Para integrantes dos ministérios, não há o que ser feito na prática para garantir as regras de mercado; avaliação interna é a de que assunto depende do câmbio e do mercado externo
Em meio ao esforço do governo Lula para tentar reduzir o preço dos alimentos, o diagnóstico de ministérios técnicos é o de que há “margem pequena” para as medidas barrarem o encarecimento desses produtos. Sem burlar as regras de mercado, sem intervenções sobre os preços, interlocutores afirmam que o espaço para políticas públicas com impacto direto na inflação é curto. Segundo pessoas do governo a par do tema, há pouca margem para se mexer, por se tratar de uma questão econômica “da porteira para fora e não da porteira para dentro”.
Do lado do Ministério da Agricultura, interlocutores próximos ao ministro Carlos Fávaro afirmam que ele vem repetindo que o foco da pasta são medidas que estimulem a produção de alimentos e contribuam para a redução dos custos dos produtores. O entendimento é o de que preços são uma questão de mercado. Eles lembram que Fávaro vem defendendo, desde o início da sua gestão, que a pasta deve procurar facilitar processos que diminuam a burocracia dos players do setor e medidas na direção do aumento da competitividade. Segundo uma pessoa do alto escalão da pasta, não é assunto para ser resolvido em uma semana. Ele acrescenta que, na prática, não há o que ser feito de maneira a garantir as regras de mercado. O assunto depende do câmbio e do mercado externo.
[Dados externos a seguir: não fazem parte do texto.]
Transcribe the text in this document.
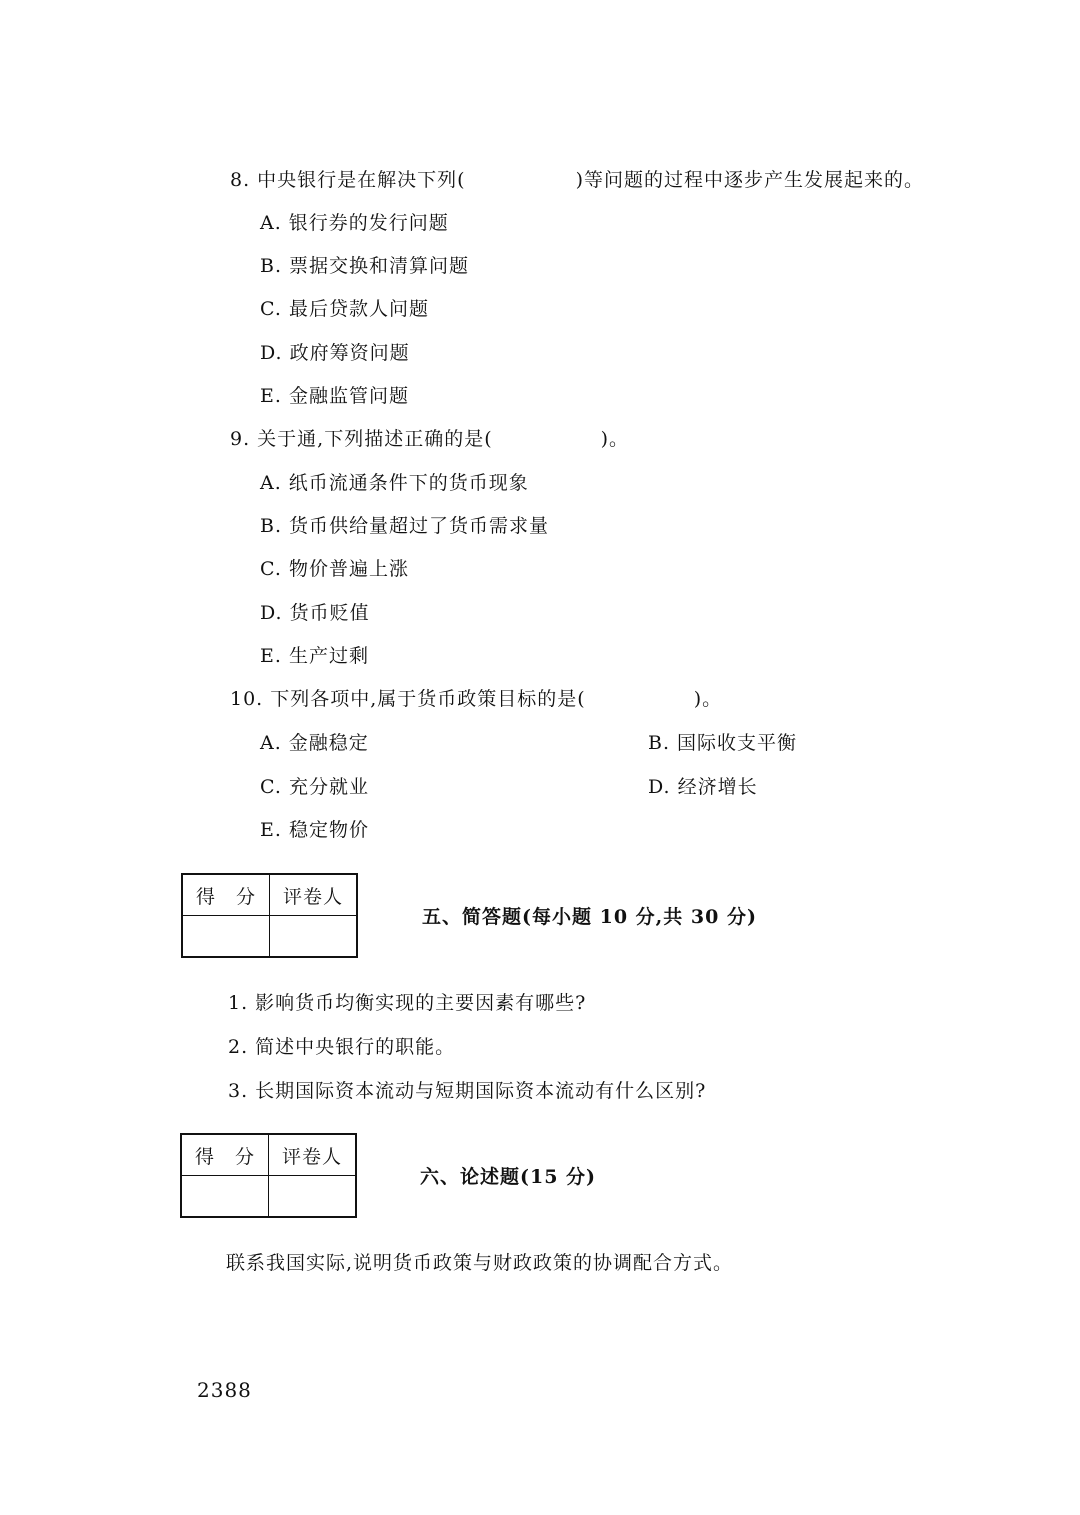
8. 中央银行是在解决下列(	)等问题的过程中逐步产生发展起来的。
A. 银行券的发行问题
B. 票据交换和清算问题
C. 最后贷款人问题
D. 政府筹资问题
E. 金融监管问题
9. 关于通,下列描述正确的是(	)。
A. 纸币流通条件下的货币现象
B. 货币供给量超过了货币需求量
C. 物价普遍上涨
D. 货币贬值
E. 生产过剩
10. 下列各项中,属于货币政策目标的是(	)。
A. 金融稳定	B. 国际收支平衡
C. 充分就业	D. 经济增长
E. 稳定物价
得　分	评卷人

五、简答题(每小题 10 分,共 30 分)
1. 影响货币均衡实现的主要因素有哪些?
2. 简述中央银行的职能。
3. 长期国际资本流动与短期国际资本流动有什么区别?
得　分	评卷人

六、论述题(15 分)
联系我国实际,说明货币政策与财政政策的协调配合方式。
2388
Um terceiro interlocutor observa que o Brasil possui excedente de produção em praticamente todas as culturas, à exceção do trigo, que é importado para complementar o consumo doméstico. Os preços são formados no exterior e, como o Brasil é exportador de muitos produtos, os preços internacionais influenciam diretamente o País. Essa pessoa avalia que, efetivamente, o que está afetando os preços é o câmbio, e não tem muita coisa para ser proposta com efeito imediato.
Outra frente do ministério vai no sentido de estimular a produção de alimentos básicos, como o arroz — escopo também adotado pelo Ministério do Desenvolvimento Agrário e Agricultura Familiar (MDA). Atualmente, o governo já concede condições diferenciadas com juros baixos para financiar pequenos produtores que invistam na produção de alimentos da cesta básica. O MDA, por sua vez, quer aumentar a produtividade de alimentos produzidos por pequenos produtores e agricultores familiares por meio da ampliação da assistência técnica. Essas medidas de estímulo e, consequentemente, o aumento da disponibilidade interna de alimentos, devem gerar efeitos apenas no médio e longo prazos, avaliam técnicos das pastas.
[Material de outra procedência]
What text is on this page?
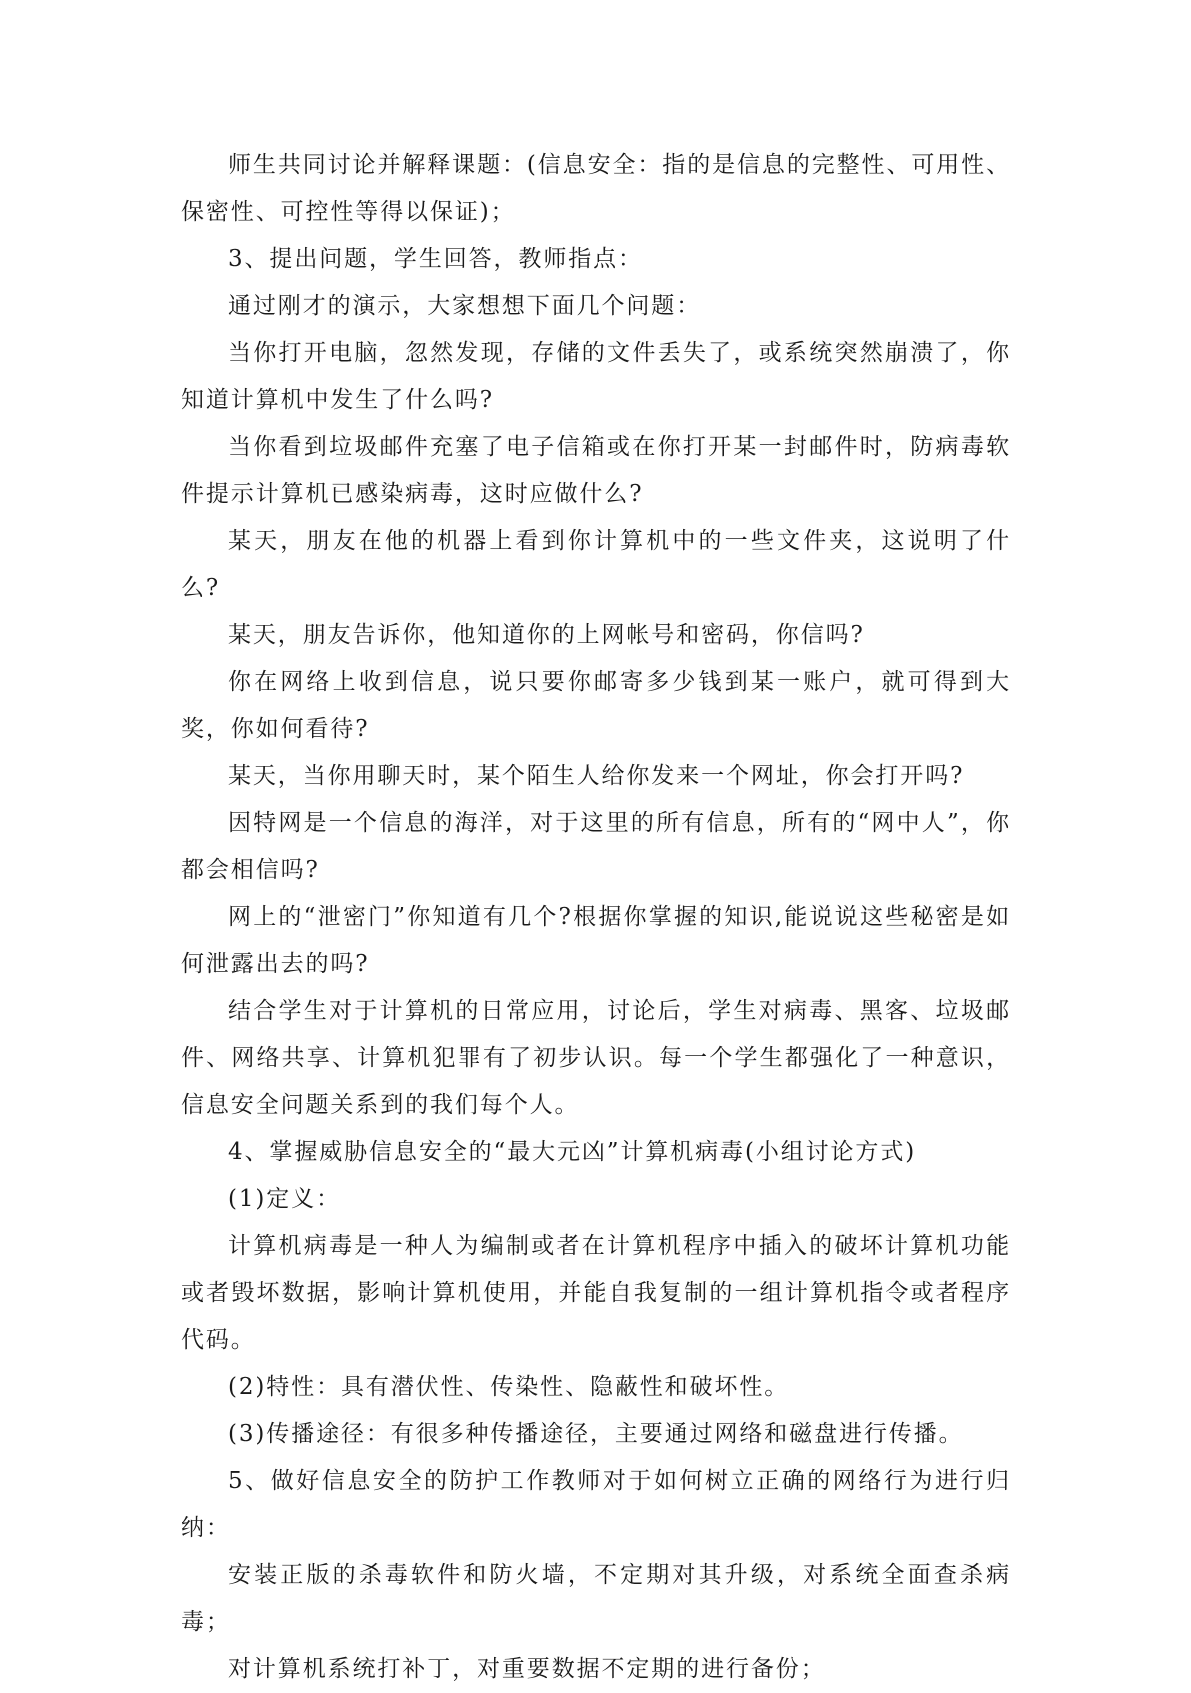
师生共同讨论并解释课题：(信息安全：指的是信息的完整性、可用性、保密性、可控性等得以保证)；

3、提出问题，学生回答，教师指点：

通过刚才的演示，大家想想下面几个问题：

当你打开电脑，忽然发现，存储的文件丢失了，或系统突然崩溃了，你知道计算机中发生了什么吗?

当你看到垃圾邮件充塞了电子信箱或在你打开某一封邮件时，防病毒软件提示计算机已感染病毒，这时应做什么?

某天，朋友在他的机器上看到你计算机中的一些文件夹，这说明了什么?

某天，朋友告诉你，他知道你的上网帐号和密码，你信吗?

你在网络上收到信息，说只要你邮寄多少钱到某一账户，就可得到大奖，你如何看待?

某天，当你用聊天时，某个陌生人给你发来一个网址，你会打开吗?

因特网是一个信息的海洋，对于这里的所有信息，所有的“网中人”，你都会相信吗?

网上的“泄密门”你知道有几个?根据你掌握的知识,能说说这些秘密是如何泄露出去的吗?

结合学生对于计算机的日常应用，讨论后，学生对病毒、黑客、垃圾邮件、网络共享、计算机犯罪有了初步认识。每一个学生都强化了一种意识，信息安全问题关系到的我们每个人。

4、掌握威胁信息安全的“最大元凶”计算机病毒(小组讨论方式)

(1)定义：

计算机病毒是一种人为编制或者在计算机程序中插入的破坏计算机功能或者毁坏数据，影响计算机使用，并能自我复制的一组计算机指令或者程序代码。

(2)特性：具有潜伏性、传染性、隐蔽性和破坏性。

(3)传播途径：有很多种传播途径，主要通过网络和磁盘进行传播。

5、做好信息安全的防护工作教师对于如何树立正确的网络行为进行归纳：

安装正版的杀毒软件和防火墙，不定期对其升级，对系统全面查杀病毒；

对计算机系统打补丁，对重要数据不定期的进行备份；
A própria redução do imposto de importação de alimentos para produtos com descolamento da paridade de importação, anunciada na sexta-feira, 24, pelo ministro da Casa Civil, Rui Costa, deve ter alcance limitado, segundo esses técnicos. Isso porque o Brasil não importa os alimentos considerados estratégicos para a inflação de alimentos neste ano: carnes, café, açúcar, laranja e óleo de soja. A avaliação é também a de que eventuais vegetais com alíquotas de importação elevadas que poderiam ser importados têm internalização comprometida por logística e perecibilidade.
O Ministério da Agricultura consultou entidades representativas do agronegócio sobre ações que poderiam ser adotadas no curto e médio prazos para baratear os preços dos alimentos, em especial das carnes. As sugestões do setor produtivo vão na direção de destravar a produção, reduzir o desperdício e diminuir custos.
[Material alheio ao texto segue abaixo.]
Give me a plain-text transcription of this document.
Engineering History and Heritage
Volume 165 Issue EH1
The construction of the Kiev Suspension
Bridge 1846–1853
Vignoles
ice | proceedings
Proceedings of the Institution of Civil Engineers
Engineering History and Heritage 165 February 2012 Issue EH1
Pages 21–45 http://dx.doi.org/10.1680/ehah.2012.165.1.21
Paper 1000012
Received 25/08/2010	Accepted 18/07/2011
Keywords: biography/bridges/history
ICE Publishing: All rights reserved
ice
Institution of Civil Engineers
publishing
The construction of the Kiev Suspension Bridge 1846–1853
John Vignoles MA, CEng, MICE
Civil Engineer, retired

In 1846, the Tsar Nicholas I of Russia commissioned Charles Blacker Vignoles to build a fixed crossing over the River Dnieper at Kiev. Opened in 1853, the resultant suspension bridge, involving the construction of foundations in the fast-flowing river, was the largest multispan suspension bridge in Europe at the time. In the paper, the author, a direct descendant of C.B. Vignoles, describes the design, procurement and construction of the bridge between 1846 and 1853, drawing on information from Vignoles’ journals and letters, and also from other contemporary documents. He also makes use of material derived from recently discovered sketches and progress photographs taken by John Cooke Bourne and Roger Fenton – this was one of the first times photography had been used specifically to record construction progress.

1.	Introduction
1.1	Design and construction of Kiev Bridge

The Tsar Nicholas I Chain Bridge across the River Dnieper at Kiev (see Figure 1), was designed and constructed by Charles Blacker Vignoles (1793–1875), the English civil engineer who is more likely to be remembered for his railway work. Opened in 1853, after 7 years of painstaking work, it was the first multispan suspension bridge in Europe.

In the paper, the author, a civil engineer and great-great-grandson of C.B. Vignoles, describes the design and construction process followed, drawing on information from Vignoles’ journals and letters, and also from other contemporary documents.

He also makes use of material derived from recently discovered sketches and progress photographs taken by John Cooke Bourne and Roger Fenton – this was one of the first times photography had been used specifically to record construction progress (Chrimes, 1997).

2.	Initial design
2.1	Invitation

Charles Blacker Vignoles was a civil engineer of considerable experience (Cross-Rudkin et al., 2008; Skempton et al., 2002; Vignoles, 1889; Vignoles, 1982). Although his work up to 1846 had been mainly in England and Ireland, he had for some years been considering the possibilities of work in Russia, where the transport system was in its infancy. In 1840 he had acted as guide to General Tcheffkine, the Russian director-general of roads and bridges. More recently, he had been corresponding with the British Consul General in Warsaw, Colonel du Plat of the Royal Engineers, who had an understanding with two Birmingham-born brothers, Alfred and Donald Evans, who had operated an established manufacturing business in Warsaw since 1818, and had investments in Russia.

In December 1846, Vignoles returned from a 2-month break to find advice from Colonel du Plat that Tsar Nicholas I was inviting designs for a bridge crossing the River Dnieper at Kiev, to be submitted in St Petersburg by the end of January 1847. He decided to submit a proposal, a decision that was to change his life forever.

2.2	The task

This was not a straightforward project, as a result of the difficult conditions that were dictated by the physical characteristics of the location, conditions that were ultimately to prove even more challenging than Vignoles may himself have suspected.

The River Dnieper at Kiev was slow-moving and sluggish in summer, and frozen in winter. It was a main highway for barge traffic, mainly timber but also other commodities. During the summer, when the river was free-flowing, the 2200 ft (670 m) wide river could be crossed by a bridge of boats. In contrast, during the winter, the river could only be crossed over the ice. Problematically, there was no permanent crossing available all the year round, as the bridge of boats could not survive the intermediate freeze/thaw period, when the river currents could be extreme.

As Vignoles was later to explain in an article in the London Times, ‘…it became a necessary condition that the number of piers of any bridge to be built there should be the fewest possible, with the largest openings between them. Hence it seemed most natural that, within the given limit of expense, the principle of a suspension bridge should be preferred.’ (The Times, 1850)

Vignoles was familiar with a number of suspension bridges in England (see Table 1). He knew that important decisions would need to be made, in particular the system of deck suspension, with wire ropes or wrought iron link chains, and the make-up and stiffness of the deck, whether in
Uma das sugestões, por exemplo, diz respeito ao máximo aproveitamento possível — e dentro de permissões das autoridades sanitárias — da carcaça de animais que porventura apresentem algum problema sanitário. Assim, em vez de descartar o animal inteiro, se poderia descartar apenas as partes afetadas — sempre dentro das regras e legislações sanitárias.
Outro ponto apontado pela indústria foi a regulamentação da lei do autocontrole, abrindo a possibilidade de credenciamento de fiscais terceirizados para atuação em frigoríficos, o que permitiria a atividade em maior número de turnos e até mesmo aos fins de semana. Para pessoas que atuam no setor, essas medidas podem contribuir para aumentar a produção e ampliar a oferta dos alimentos com consequente impacto nos preços no médio e longo prazos.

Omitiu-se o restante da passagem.